Christ’s critique of the rites of the Pharisees was not a condemnation of religious ritual in general. In fact, the life of the Church is centered around the sacraments, rituals instituted by Christ Himself that are distinct from and yet related to those observed in the Old Testament. These sacred signs cause the grace that they signify. They bring about a new spiritual reality within the souls of those who receive them. For instance, Baptism cleanses the soul from all sin and infuses divine charity. Every authentic spiritual practice in the Church flows from or returns us to the sacraments, particularly the greatest of them, the Eucharist.
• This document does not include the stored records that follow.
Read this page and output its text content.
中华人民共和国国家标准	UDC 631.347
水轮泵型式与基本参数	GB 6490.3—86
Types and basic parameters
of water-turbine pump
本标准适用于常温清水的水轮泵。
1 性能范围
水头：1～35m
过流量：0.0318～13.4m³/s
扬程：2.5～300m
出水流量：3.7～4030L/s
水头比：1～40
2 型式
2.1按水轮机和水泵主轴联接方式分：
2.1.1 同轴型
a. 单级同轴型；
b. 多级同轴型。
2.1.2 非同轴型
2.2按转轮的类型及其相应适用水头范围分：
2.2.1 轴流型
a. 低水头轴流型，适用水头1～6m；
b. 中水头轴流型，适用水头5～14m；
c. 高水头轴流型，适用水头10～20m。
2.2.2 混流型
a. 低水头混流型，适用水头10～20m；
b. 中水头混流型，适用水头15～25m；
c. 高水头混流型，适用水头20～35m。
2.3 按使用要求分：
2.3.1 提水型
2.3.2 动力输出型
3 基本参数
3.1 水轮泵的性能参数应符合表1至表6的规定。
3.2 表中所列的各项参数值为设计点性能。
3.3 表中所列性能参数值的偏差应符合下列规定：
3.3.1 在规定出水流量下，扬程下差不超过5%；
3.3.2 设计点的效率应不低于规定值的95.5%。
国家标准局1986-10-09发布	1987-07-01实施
The celebrant-in-chief of all the sacraments of the Church is Jesus Christ Himself. However, he chooses weak, imperfect ministers and recipients to become part of His own perfect worship. We who are privileged to be both ministers and recipients of the sacraments must be on guard against the attitude of the Pharisees that the Lord justly criticized. Outward rituals that are performed with no interior devotion become not only fruitless, but dangerous for those who perform them. Our exterior actions must instead reflect an interior love. This is especially true when we participate in Holy Mass and receive the Body and Blood of Christ in Holy Communion. We must prepare ourselves well through prayer, through sorrow for our sins, and, if necessary, through sacramental confession.
In every age, the Lord provides generously for the people that He calls to be His own. Through Moses, He gave Israel the precepts that would guide them toward the Promised Land and prepare them for the coming of Christ. In our own age, He gives us the grace of the sacraments, especially of the Eucharist, to enliven our souls and keep them safe unto eternal life. May we always be grateful for these good and perfect gifts from above.